Finalmente, o “ódio branco” é uma narrativa assentada na exclusão violenta de um “outro” racializado. Para tanto, os trabalhadores brancos devem se sentir ameaçados pela competição com os trabalhadores racializados. De fato, a composição racial da América rural tem se alterado ao longo dos anos. Porém, em um ritmo muito lento. Em muitos casos, os trabalhadores latinos são valorizados pelos fazendeiros por aceitarem empregos que os brancos recusam, como limpar o confinamento do gado, por exemplo. Os negros são raros em áreas rurais, preferindo ficar nas regiões metropolitanas.

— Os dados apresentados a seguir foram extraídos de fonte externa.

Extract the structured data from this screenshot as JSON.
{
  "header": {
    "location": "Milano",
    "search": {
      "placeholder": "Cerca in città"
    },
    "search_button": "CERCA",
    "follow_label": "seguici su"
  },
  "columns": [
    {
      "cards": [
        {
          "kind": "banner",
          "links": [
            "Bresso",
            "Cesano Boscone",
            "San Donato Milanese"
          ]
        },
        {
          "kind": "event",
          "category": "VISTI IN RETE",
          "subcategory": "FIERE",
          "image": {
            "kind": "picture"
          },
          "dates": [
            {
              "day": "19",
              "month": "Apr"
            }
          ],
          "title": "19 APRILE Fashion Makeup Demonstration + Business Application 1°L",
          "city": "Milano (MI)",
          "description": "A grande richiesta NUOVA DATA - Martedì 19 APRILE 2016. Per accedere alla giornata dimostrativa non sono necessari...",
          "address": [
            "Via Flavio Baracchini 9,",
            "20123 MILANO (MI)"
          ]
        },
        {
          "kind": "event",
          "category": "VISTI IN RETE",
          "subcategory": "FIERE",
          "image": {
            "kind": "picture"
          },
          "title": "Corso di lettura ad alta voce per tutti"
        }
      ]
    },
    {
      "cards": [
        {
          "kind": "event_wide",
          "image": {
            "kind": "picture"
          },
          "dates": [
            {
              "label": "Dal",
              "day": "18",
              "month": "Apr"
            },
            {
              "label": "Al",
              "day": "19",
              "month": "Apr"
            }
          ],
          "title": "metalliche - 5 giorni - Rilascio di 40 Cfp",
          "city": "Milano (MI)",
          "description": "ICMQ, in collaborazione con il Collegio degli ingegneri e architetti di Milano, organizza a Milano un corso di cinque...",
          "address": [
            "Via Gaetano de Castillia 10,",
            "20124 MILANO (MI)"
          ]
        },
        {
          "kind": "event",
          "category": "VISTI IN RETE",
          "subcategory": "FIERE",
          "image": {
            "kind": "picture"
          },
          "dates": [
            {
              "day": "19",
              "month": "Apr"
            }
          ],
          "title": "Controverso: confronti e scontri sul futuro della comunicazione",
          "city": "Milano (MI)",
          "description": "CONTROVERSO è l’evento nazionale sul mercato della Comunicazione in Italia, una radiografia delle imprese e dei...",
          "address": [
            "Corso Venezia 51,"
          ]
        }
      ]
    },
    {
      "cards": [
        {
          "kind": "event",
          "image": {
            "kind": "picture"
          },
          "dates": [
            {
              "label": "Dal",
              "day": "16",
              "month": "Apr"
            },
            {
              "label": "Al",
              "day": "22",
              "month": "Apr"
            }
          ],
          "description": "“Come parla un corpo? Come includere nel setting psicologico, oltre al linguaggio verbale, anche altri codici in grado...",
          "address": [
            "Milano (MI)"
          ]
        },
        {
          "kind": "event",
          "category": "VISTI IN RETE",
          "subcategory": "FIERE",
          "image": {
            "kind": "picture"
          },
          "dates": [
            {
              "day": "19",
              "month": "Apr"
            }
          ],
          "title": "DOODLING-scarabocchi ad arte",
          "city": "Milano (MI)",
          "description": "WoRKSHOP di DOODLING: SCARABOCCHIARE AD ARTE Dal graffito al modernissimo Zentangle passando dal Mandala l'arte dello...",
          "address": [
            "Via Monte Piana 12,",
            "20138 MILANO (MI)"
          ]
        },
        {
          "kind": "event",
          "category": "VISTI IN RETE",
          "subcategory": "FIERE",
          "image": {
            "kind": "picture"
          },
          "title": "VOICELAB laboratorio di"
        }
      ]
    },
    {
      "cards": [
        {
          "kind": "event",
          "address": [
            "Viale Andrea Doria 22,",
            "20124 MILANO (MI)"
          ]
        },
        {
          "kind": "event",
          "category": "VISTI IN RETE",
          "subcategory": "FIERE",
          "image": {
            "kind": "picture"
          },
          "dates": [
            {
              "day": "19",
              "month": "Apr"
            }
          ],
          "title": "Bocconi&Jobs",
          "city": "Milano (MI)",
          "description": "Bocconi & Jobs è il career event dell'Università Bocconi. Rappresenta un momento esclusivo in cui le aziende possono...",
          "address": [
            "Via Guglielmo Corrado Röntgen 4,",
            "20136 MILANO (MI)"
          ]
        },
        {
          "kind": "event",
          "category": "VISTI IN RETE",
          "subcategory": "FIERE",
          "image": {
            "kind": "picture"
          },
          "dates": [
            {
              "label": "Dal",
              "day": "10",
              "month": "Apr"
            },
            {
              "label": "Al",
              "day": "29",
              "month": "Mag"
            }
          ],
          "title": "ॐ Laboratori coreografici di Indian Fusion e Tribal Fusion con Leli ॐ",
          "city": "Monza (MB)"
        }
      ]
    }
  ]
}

Em suma, se é possível identificar atitudes individuais preconceituosas entre os trabalhadores brancos, não há uma base social realmente sólida capaz de transformar o racismo em um fator politicamente mobilizador. Enganam-se aqueles que imaginam que promessas de recuperação de empregos industrias à base da construção de muros contra imigrantes será capaz de assegurar o apoio eleitoral para posições extremistas de direita nessas comunidades.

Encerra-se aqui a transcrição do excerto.